Green é autor consagrado; d'Avenia, novato. Os dois livros saltaram para as telas do cinema. Os dois livros falam de amor e morte. Os dois livros abordam o conflito de gerações. Os dois livros falam da força da literatura.

Mas como divergem na abordagem e no propósito!

De quem é a culpa?

Alessandro d'Avenia é professor helenista, enquanto Green ostenta menos títulos nessa seara. Eis um evidente divisor de águas. Com efeito, senti um grande incômodo lendo A Culpa É das Estrelas: um pedagogo não deve só descrever, mas também orientar. Acredito que o escritor é um pedagogo, quanto mais para adolescentes.

D'Avenia conduz magistralmente seu personagem à maturidade, Green, porém… Em se tratando de adolescentes, isto é, de gente que ainda está se situando na vida, o educador (no caso, o escritor) não pode presumir capacidade de reserva crítica por parte de seus ouvintes.

E assim, Green descreve uma mecanizada relação sexual com a mesma naturalidade com que narraria um banho num cachorro. O sexo é apresentado como uma afanosa exploração a dois de uma realidade reservada aos adultos. E os exploradores em questão são extremamente imaturos.
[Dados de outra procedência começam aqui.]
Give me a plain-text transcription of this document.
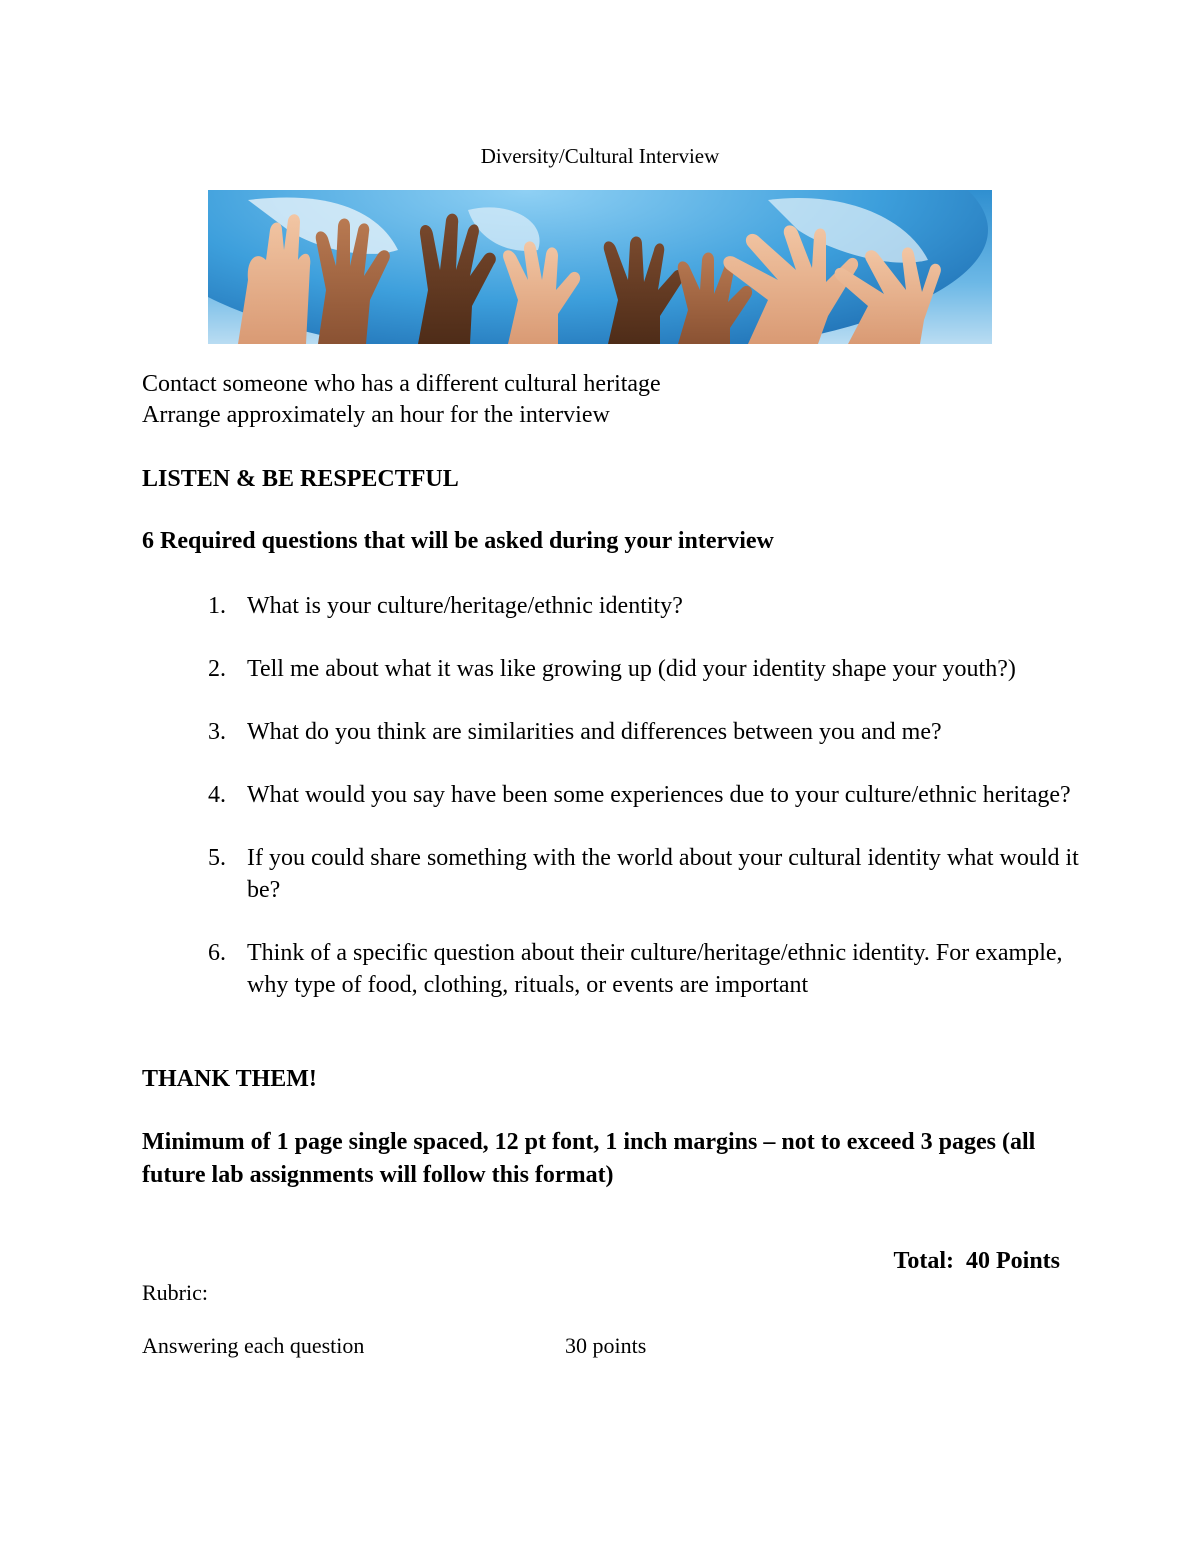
Diversity/Cultural Interview
Contact someone who has a different cultural heritage
Arrange approximately an hour for the interview
LISTEN & BE RESPECTFUL
6 Required questions that will be asked during your interview
1. What is your culture/heritage/ethnic identity?
2. Tell me about what it was like growing up (did your identity shape your youth?)
3. What do you think are similarities and differences between you and me?
4. What would you say have been some experiences due to your culture/ethnic heritage?
5. If you could share something with the world about your cultural identity what would it be?
6. Think of a specific question about their culture/heritage/ethnic identity. For example, why type of food, clothing, rituals, or events are important
THANK THEM!
Minimum of 1 page single spaced, 12 pt font, 1 inch margins – not to exceed 3 pages (all future lab assignments will follow this format)
Total:  40 Points
Rubric:
Answering each question	30 points
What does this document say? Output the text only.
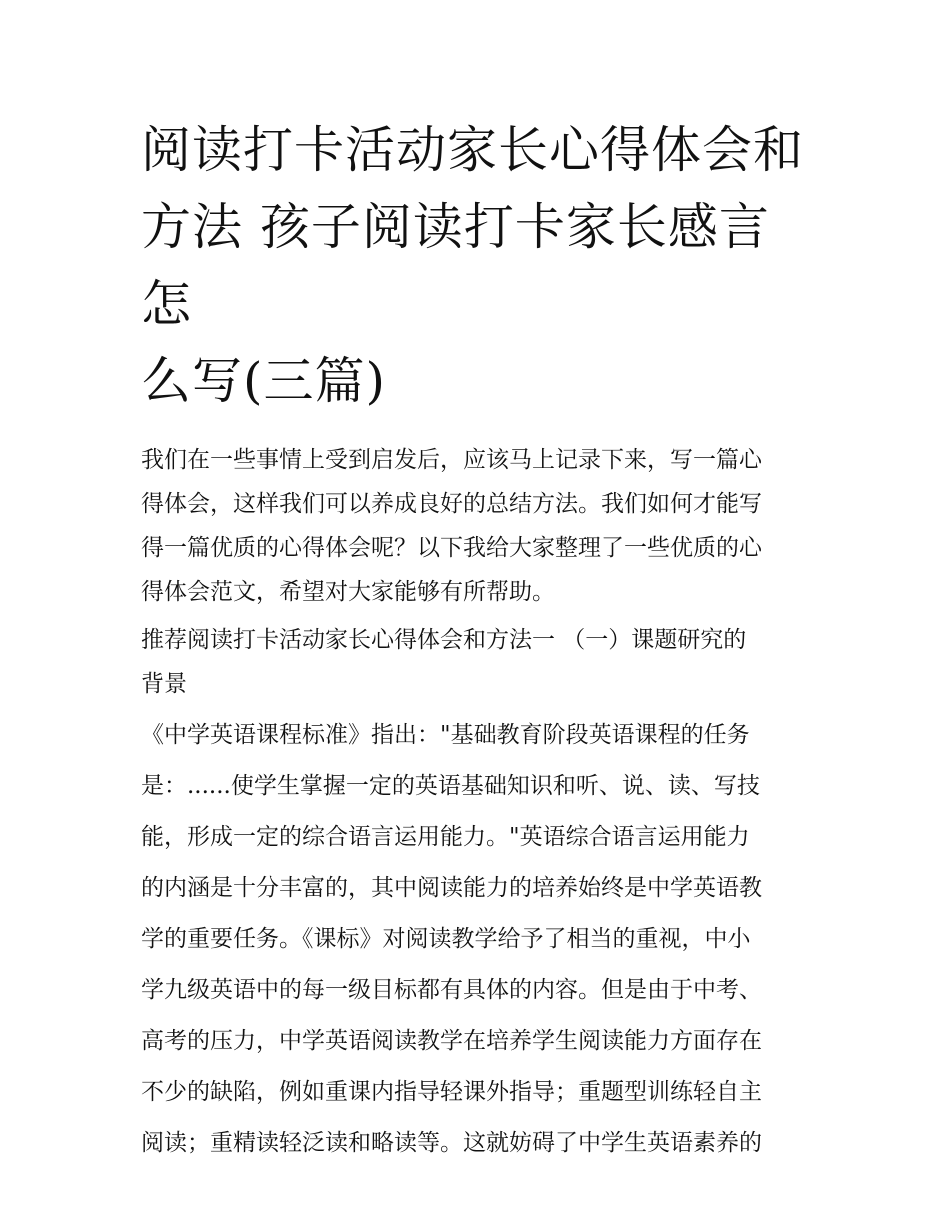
阅读打卡活动家长心得体会和
方法 孩子阅读打卡家长感言怎
么写(三篇)

我们在一些事情上受到启发后，应该马上记录下来，写一篇心
得体会，这样我们可以养成良好的总结方法。我们如何才能写
得一篇优质的心得体会呢？以下我给大家整理了一些优质的心
得体会范文，希望对大家能够有所帮助。

推荐阅读打卡活动家长心得体会和方法一 （一）课题研究的
背景

《中学英语课程标准》指出："基础教育阶段英语课程的任务
是：......使学生掌握一定的英语基础知识和听、说、读、写技
能，形成一定的综合语言运用能力。"英语综合语言运用能力
的内涵是十分丰富的，其中阅读能力的培养始终是中学英语教
学的重要任务。《课标》对阅读教学给予了相当的重视，中小
学九级英语中的每一级目标都有具体的内容。但是由于中考、
高考的压力，中学英语阅读教学在培养学生阅读能力方面存在
不少的缺陷，例如重课内指导轻课外指导；重题型训练轻自主
阅读；重精读轻泛读和略读等。这就妨碍了中学生英语素养的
Por outro lado, os personagens adolescentes e adultos de Green são incapazes de se comunicar. Fica difícil distinguir na sua história quem é mais imaturo ou quem é mais surdo: se os mais jovens ou os mais velhos.

Referências clássicas num mundo de vazios

Enquanto a obra americana cria um literato fictício, o livro italiano delicia ao trazer à tona uma constelação de textos clássicos, entre os quais destacam-se Vita Nuova de Dante Alighieri, a Bíblia e até alguns versos da poetiza Safo de Lesbos.
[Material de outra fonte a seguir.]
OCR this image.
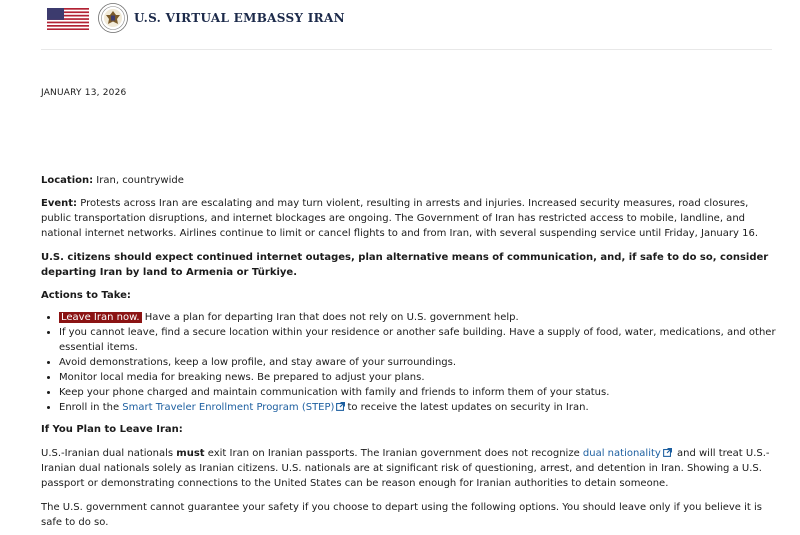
U.S. VIRTUAL EMBASSY IRAN
JANUARY 13, 2026

Location: Iran, countrywide

Event: Protests across Iran are escalating and may turn violent, resulting in arrests and injuries. Increased security measures, road closures, public transportation disruptions, and internet blockages are ongoing. The Government of Iran has restricted access to mobile, landline, and national internet networks. Airlines continue to limit or cancel flights to and from Iran, with several suspending service until Friday, January 16.

U.S. citizens should expect continued internet outages, plan alternative means of communication, and, if safe to do so, consider departing Iran by land to Armenia or Türkiye.

Actions to Take:

• Leave Iran now. Have a plan for departing Iran that does not rely on U.S. government help.
• If you cannot leave, find a secure location within your residence or another safe building. Have a supply of food, water, medications, and other essential items.
• Avoid demonstrations, keep a low profile, and stay aware of your surroundings.
• Monitor local media for breaking news. Be prepared to adjust your plans.
• Keep your phone charged and maintain communication with family and friends to inform them of your status.
• Enroll in the Smart Traveler Enrollment Program (STEP) to receive the latest updates on security in Iran.

If You Plan to Leave Iran:

U.S.-Iranian dual nationals must exit Iran on Iranian passports. The Iranian government does not recognize dual nationality and will treat U.S.-Iranian dual nationals solely as Iranian citizens. U.S. nationals are at significant risk of questioning, arrest, and detention in Iran. Showing a U.S. passport or demonstrating connections to the United States can be reason enough for Iranian authorities to detain someone.

The U.S. government cannot guarantee your safety if you choose to depart using the following options. You should leave only if you believe it is safe to do so.
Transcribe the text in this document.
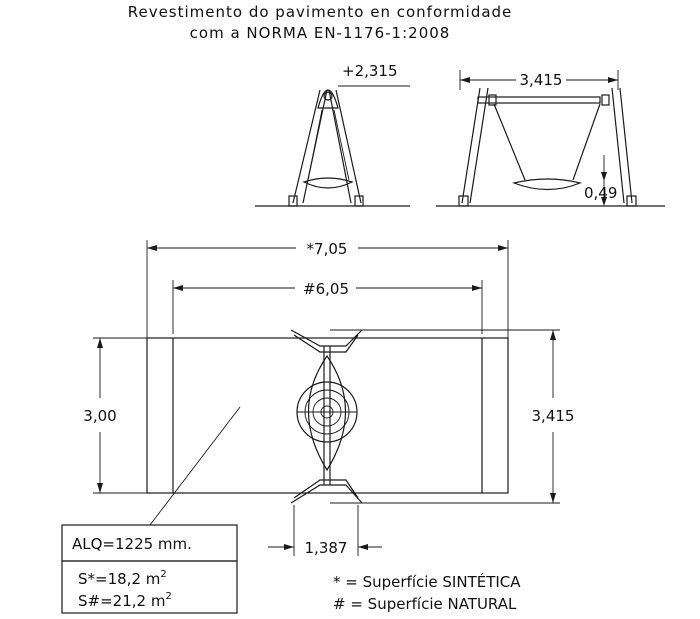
Revestimento do pavimento en conformidade
com a NORMA EN-1176-1:2008
+2,315	3,415
0,49
*7,05
#6,05
3,00	3,415
1,387
ALQ=1225 mm.
S*=18,2 $m^2$
S#=21,2 $m^2$
* = Superfície SINTÉTICA
# = Superfície NATURAL
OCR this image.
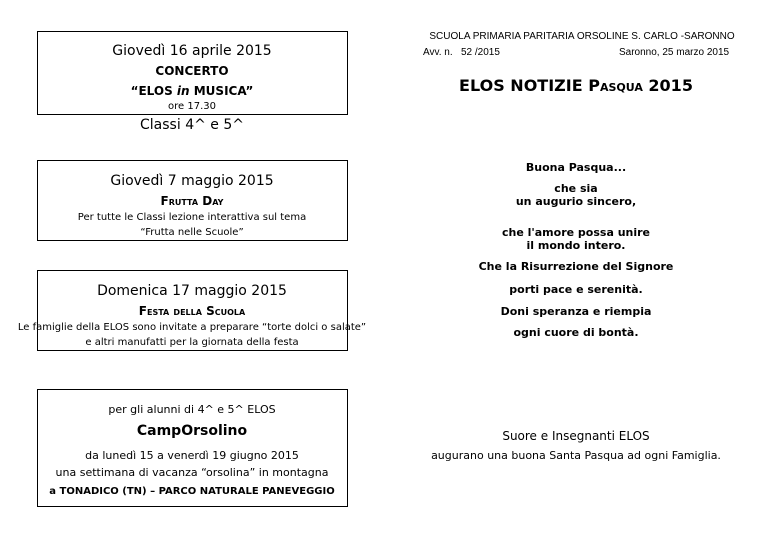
Giovedì 16 aprile 2015
CONCERTO
“ELOS in MUSICA”
ore 17.30
Classi 4^ e 5^
Giovedì 7 maggio 2015
Frutta Day
Per tutte le Classi lezione interattiva sul tema
“Frutta nelle Scuole”
Domenica 17 maggio 2015
Festa della Scuola
Le famiglie della ELOS sono invitate a preparare “torte dolci o salate”
e altri manufatti per la giornata della festa
per gli alunni di 4^ e 5^ ELOS
CampOrsolino
da lunedì 15 a venerdì 19 giugno 2015
una settimana di vacanza “orsolina” in montagna
a TONADICO (TN) – PARCO NATURALE PANEVEGGIO
SCUOLA PRIMARIA PARITARIA ORSOLINE S. CARLO -SARONNO
Avv. n. 52 /2015	Saronno, 25 marzo 2015
ELOS NOTIZIE Pasqua 2015
Buona Pasqua...
che sia
un augurio sincero,
che l'amore possa unire
il mondo intero.
Che la Risurrezione del Signore
porti pace e serenità.
Doni speranza e riempia
ogni cuore di bontà.
Suore e Insegnanti ELOS
augurano una buona Santa Pasqua ad ogni Famiglia.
E ensina a encontrar respostas onde tornou-se costume tropeçar na preguiça: “A gente não está habituado a resolver certos questionamentos que o Sonhador apresenta. Não tem a cabeça preparada para certas coisas. Não sabe nem de onde tirar as respostas. Porque essas perguntas que ele faz não são daquelas que você encontra no Google se digitar”.
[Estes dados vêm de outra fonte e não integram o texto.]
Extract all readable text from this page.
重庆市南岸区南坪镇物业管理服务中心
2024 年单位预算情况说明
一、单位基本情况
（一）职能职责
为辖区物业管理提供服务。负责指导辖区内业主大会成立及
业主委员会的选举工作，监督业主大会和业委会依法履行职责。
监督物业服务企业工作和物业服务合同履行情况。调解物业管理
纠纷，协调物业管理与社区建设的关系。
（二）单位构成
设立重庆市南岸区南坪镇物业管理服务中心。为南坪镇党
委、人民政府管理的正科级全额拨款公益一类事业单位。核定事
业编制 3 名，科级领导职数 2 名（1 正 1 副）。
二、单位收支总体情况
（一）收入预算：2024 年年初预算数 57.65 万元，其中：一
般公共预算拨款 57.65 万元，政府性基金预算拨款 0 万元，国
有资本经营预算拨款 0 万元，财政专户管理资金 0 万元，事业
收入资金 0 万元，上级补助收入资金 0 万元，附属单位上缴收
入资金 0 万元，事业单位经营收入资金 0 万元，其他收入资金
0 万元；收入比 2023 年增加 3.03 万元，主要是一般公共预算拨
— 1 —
Em Bianca come il latte, rossa come il sangue, os catalizadores dessas descobertas literárias e amorosas são os adultos. D'Avenia é isento da visão de mundo de um Roald Dahl ou de um Mark Twain, para quem os jovens são sempre vítimas inocentes.

Amor acrisolado na dor

O realismo de d'Avenia fica por conta da sublimação da pulsão sexual adolescente pelas exigências sacrificantes do amor, numa solução diametralmente oposta à de John Green. D'Avenia pode não esconder a intimidade dos personagens, a ponto de ser um tanto desbocado, mas não finge uma “normalidade” desinteressada.

Seus personagens têm a consistência da covardia, dos azares, do pranto. E genialidade suficiente para descobrir a ambivalência desses momentos: “O pó da minha sombra é poeira de estrelas”, chega a afirmar o protagonista.